NCRA, a centre of the school of natural sciences of the TIFR, has set up a unique facility, the Giant Metrewave Radio Telescope for radio astronomical research at metre wavelengths. GMRT is a very versatile instrument for investigating a variety of radio astrophysical problems ranging from nearby Solar system to the edge of observable Universe.

The Giant Metrewave Radio Telescope (GMRT) has been selected as a ‘Milestone’ facility by the U.S.-based Institute of Electrical and Electronics Engineers (IEEE), which is the world’s largest technical professional organisation dedicated to advancing technology in all areas related to electrical and electronics engineering.
Considering the global impact of GMRT with users from over 40 countries and the fact that it was designed and built entirely in India, the IEEE’s India office and its Pune branch had initiated the proposal to nominate GMRT for this recognition.
“The GMRT has produced important discoveries in domains such as pulsars, supernovae, galaxies, quasars, and cosmology, greatly enhancing our understanding of the Universe.”
“It is also a fitting tribute to the late Prof. Govind Swarup, who was the driving force behind the GMRT, and all the team members whose efforts over the last 30 years or so made the GMRT a reality, culminating in the successful upgrade of the facility.

Significance of Giant Metrewave Radio Telescope:

NCRA has set up a unique facility for radio astronomical research using the metre wavelengths range of the radio spectrum, known as the Giant Metrewave Radio Telescope (GMRT), it is located at a site about 80 km north of Pune.
GMRT consists of 30 fully steerable gigantic parabolic dishes of 45m diameter each spread over distances of upto 25 km.
GMRT is one of the most challenging experimental programmes in basic sciences undertaken by Indian scientists and engineers.
GMRT is an indigenous project. The construction of 30 large dishes at a relatively small cost has been possible due to an important technological breakthrough achieved by Indian Scientists and Engineers in the design of light-weight, low-cost dishes.
The design is based on what is being called the `SMART’ concept – for Stretch Mesh Attached to Rope Trusses.
Apart from the novel low-cost design of the parabolic dishes, the instrument has state-of-the-art electronics systems developed indigenously and consisting of the following main sub units.

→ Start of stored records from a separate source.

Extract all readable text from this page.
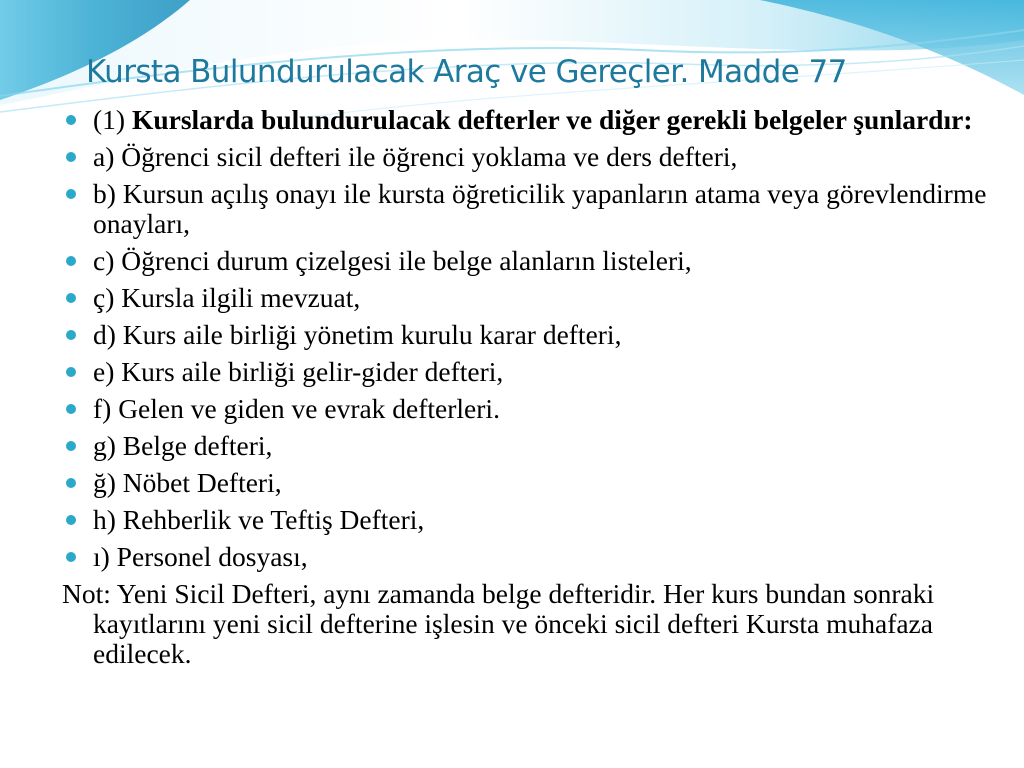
Kursta Bulundurulacak Araç ve Gereçler. Madde 77
(1) Kurslarda bulundurulacak defterler ve diğer gerekli belgeler şunlardır:
a) Öğrenci sicil defteri ile öğrenci yoklama ve ders defteri,
b) Kursun açılış onayı ile kursta öğreticilik yapanların atama veya görevlendirme onayları,
c) Öğrenci durum çizelgesi ile belge alanların listeleri,
ç) Kursla ilgili mevzuat,
d) Kurs aile birliği yönetim kurulu karar defteri,
e) Kurs aile birliği gelir-gider defteri,
f) Gelen ve giden ve evrak defterleri.
g) Belge defteri,
ğ) Nöbet Defteri,
h) Rehberlik ve Teftiş Defteri,
ı) Personel dosyası,

Not: Yeni Sicil Defteri, aynı zamanda belge defteridir. Her kurs bundan sonraki kayıtlarını yeni sicil defterine işlesin ve önceki sicil defteri Kursta muhafaza edilecek.
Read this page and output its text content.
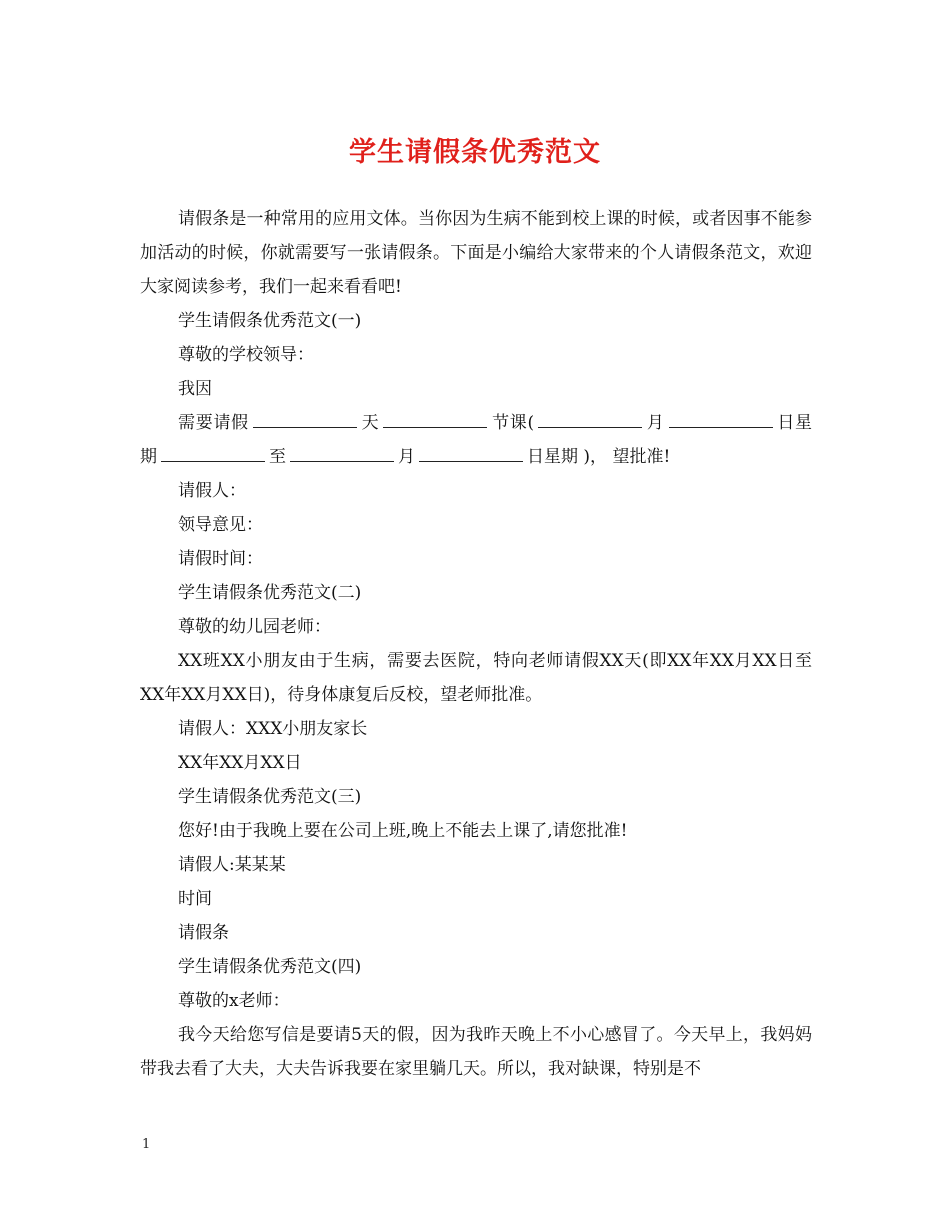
学生请假条优秀范文

请假条是一种常用的应用文体。当你因为生病不能到校上课的时候，或者因事不能参加活动的时候，你就需要写一张请假条。下面是小编给大家带来的个人请假条范文，欢迎大家阅读参考，我们一起来看看吧!

学生请假条优秀范文(一)

尊敬的学校领导：

我因

需要请假	天	节课(	月	日星期	至	月	日星期 )， 望批准!

请假人：

领导意见：

请假时间：

学生请假条优秀范文(二)

尊敬的幼儿园老师：

XX班XX小朋友由于生病，需要去医院，特向老师请假XX天(即XX年XX月XX日至XX年XX月XX日)，待身体康复后反校，望老师批准。

请假人：XXX小朋友家长

XX年XX月XX日

学生请假条优秀范文(三)

您好!由于我晚上要在公司上班,晚上不能去上课了,请您批准!

请假人:某某某

时间

请假条

学生请假条优秀范文(四)

尊敬的x老师：

我今天给您写信是要请5天的假，因为我昨天晚上不小心感冒了。今天早上，我妈妈带我去看了大夫，大夫告诉我要在家里躺几天。所以，我对缺课，特别是不

1
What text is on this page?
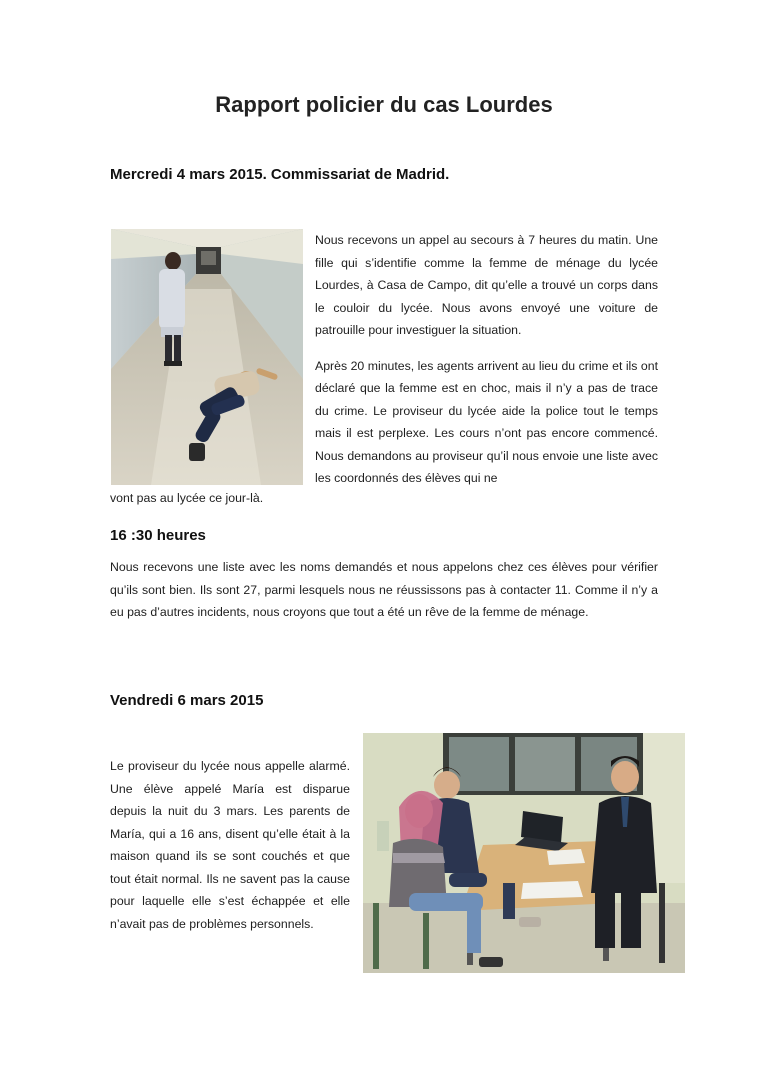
Rapport policier du cas Lourdes
Mercredi 4 mars 2015. Commissariat de Madrid.

Nous recevons un appel au secours à 7 heures du matin. Une fille qui s’identifie comme la femme de ménage du lycée Lourdes, à Casa de Campo, dit qu’elle a trouvé un corps dans le couloir du lycée. Nous avons envoyé une voiture de patrouille pour investiguer la situation.

Après 20 minutes, les agents arrivent au lieu du crime et ils ont déclaré que la femme est en choc, mais il n’y a pas de trace du crime. Le proviseur du lycée aide la police tout le temps mais il est perplexe. Les cours n’ont pas encore commencé. Nous demandons au proviseur qu’il nous envoie une liste avec les coordonnés des élèves qui ne

vont pas au lycée ce jour-là.
16 :30 heures
Nous recevons une liste avec les noms demandés et nous appelons chez ces élèves pour vérifier qu’ils sont bien. Ils sont 27, parmi lesquels nous ne réussissons pas à contacter 11. Comme il n’y a eu pas d’autres incidents, nous croyons que tout a été un rêve de la femme de ménage.
Vendredi 6 mars 2015
Le proviseur du lycée nous appelle alarmé. Une élève appelé María est disparue depuis la nuit du 3 mars. Les parents de María, qui a 16 ans, disent qu’elle était à la maison quand ils se sont couchés et que tout était normal. Ils ne savent pas la cause pour laquelle elle s’est échappée et elle n’avait pas de problèmes personnels.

- Antenna feeds at six different frequency bands between 50 MHz and 1500 MHz, having good polarization characteristics as well as simultaneous multiband operation.

- Low-noise amplifiers, local oscillator synthesizers, mixers, IF amplifiers.

- Optical fibres linking the entire array with the CEB. These are used both for the telemetry signals and local oscillator phase reference communication between the CEB and each antenna base.

- A digital 2,30,000-channel FX-type correlator providing upto 128 spectral channels and covering a maximum bandwidth of 32 MHz

Ojectives:

To detect the highly redshifted spectral line of neutral Hydrogen expected from protoclusters or protogalaxies before they condensed to form galaxies in the early phase of the Universe and
To search for and study rapidly-rotating Pulsars in our galaxy.

Goals of GMRT:

Galactic and Extragalactic Radio Sources : Because of its large collecting area and wide frequency coverage, GMRT will be an invaluable and highly versatile instrument for studying many other problems at the frontiers of astrophysics.
Pulsars and Neutron Stars : GMRT should also be an ideal instrument for the study of Pulsars (rapidly rotating neutron stars with extremely high densities of about 200 million tons per cubic cm).
Epoch of Galaxy Formation : Theories of the formation of structure in the Big-Bang Universe predict the presence of proto galaxies or proto clusters of galaxies made up of clouds of neutral Hydrogen gas before their gravitational condensation into galaxies.